Khusus untuk pendidikan, SBY menyebutkan bahwa pada tahun 2009 nanti anggaran pendidikan akan di realisasikan 20 % dari APBN, jadi jika besarnya APBN lebih dari Rp 1000 triliun maka anggaran untuk pendidikan paling tidak lebih dari Rp 200 triliun, tetapi SBY tidak menyebutkan jumlah 20 % anggaran pendidikan didapat dari mana saja, hanya disebutkan bahwa untuk departemen pendidikan nasional sebesar Rp 52,0 triliun, ditambah nota keuangan tambahan untuk pendidikan Rp 46,1 triliun sedangkan untuk departemen agama rencananya akan mendapat anggaran Rp 20,7 triliun. Jika ditotal anggaran yang didapat oleh departemen pendidikan nasional, nota keuangan tambahan untuk pendidikan dan anggaran untuk departeman agama adalah sebesar Rp 118,8 triliun, jumlah sebesar ini tentu belum memenuhi anggaran 20 % anggaran pendidikan yang telah dijanjikannya.
Pemenuhan anggaran pendidikan 20 % dari total APBN seharusnya mencapai angka nominal Rp. 224,4 triliun dan bukan seperti yang disebutkan oleh SBY dalam pidatonya pada tanggal 15 Agustus 2008 yakni sebesar 118,8 triliun saja. Artinya, kekurangan yang tidak disebutkan oleh SBY untuk memenuhi 20 % anggran pendidikan pada tahun 2009 sebesar Rp. 105,6 triliun. Anggaran pendidikan yang minim tersebut telah menggagalkan program wajib belajar 9 tahun, kerena kenyataanya angka putus sekolah semakin meningkat tajam. Tahun 2008 angka putus sekolah dasar mencapai 841.000 siswa, semantara angka putus sekolah SMP dan Tsanawiyah mencapai 211.643 siswa.

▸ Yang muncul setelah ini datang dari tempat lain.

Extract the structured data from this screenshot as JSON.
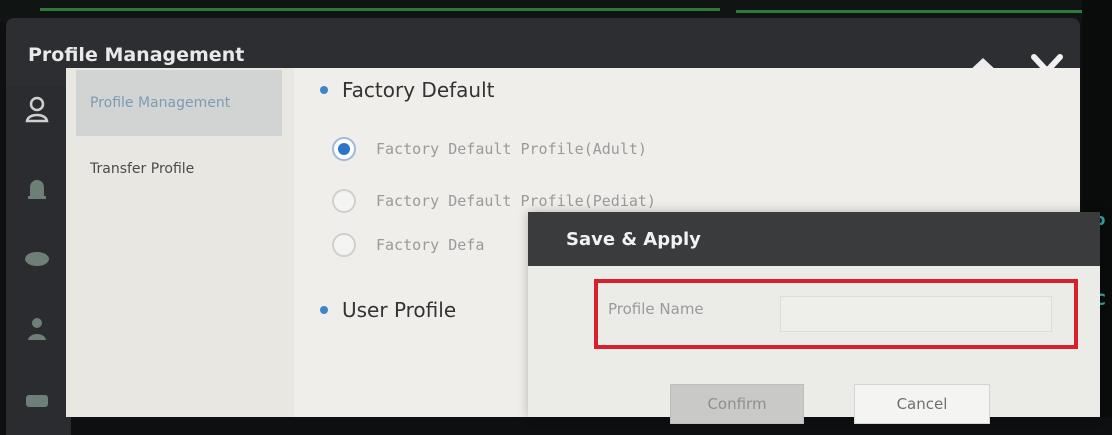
{
  "window": {
    "title": "Profile Management",
    "home_icon": "home-icon",
    "close_icon": "close-icon"
  },
  "left_nav": {
    "icons": [
      "user-icon",
      "alarm-bell-icon",
      "monitor-icon",
      "person-settings-icon",
      "keyboard-icon"
    ]
  },
  "side_menu": {
    "items": [
      {
        "label": "Profile Management",
        "active": true
      },
      {
        "label": "Transfer Profile",
        "active": false
      }
    ]
  },
  "content": {
    "factory_default": {
      "heading": "Factory Default",
      "options": [
        {
          "label": "Factory Default Profile(Adult)",
          "selected": true
        },
        {
          "label": "Factory Default Profile(Pediat)",
          "selected": false
        },
        {
          "label": "Factory Defa",
          "selected": false
        }
      ]
    },
    "user_profile": {
      "heading": "User Profile"
    }
  },
  "dialog": {
    "title": "Save & Apply",
    "field_label": "Profile Name",
    "field_value": "",
    "confirm_label": "Confirm",
    "confirm_enabled": false,
    "cancel_label": "Cancel",
    "highlight_color": "#d8202a"
  },
  "accent_color": "#2b74c8",
  "bg_glyphs": [
    "p",
    "C"
  ]
}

Kemudian SBY-Kalla selalu mengapayekan lewat kampanye pemilu dan Iklan di media cetak dan televisi bahwa pendidikan dasar sudah gratis. Sedangkan untuk pendidikan dasar gratis pemerintah harus memenuhi angka nominal sebesar Rp. 157 triliun. Tentu saja apa yang disebut oleh SBY dalam pidatonya tidak mencukupi pembiayaan untuk pendidikan dasar. Apalagi untuk memenuhi pembiayaan pendidikan menengah atas dan perguruan tinggi. Belum lagi anggaran tersebut sudah termasuk untuk gaji dosen, guru dan karyawan.
Selain itu pada substansinya kebijakan pemenuhan anggaran pendidikan 20 % oleh pemerintah sesungguhnya hasil desakan rakyat dan secara terpaksa mahkamah konstitusi mengeluarkan putusan. jadi bukan karena SBY-Kalla berkehendak untuk memenuhi anggaran tersebut. Kalaupun pemerintahan SBY-JK melihat dan bersimpati terhadap kemiskinan rakyat, itu hanyalah kamuflase untuk mengembalikan citra terutama dalam pemilu 2009 nanti. Namun, tetap saja upaya pemerintah untuk memenuhi 20 % anggaran pendidikan adalah kebohongan semata.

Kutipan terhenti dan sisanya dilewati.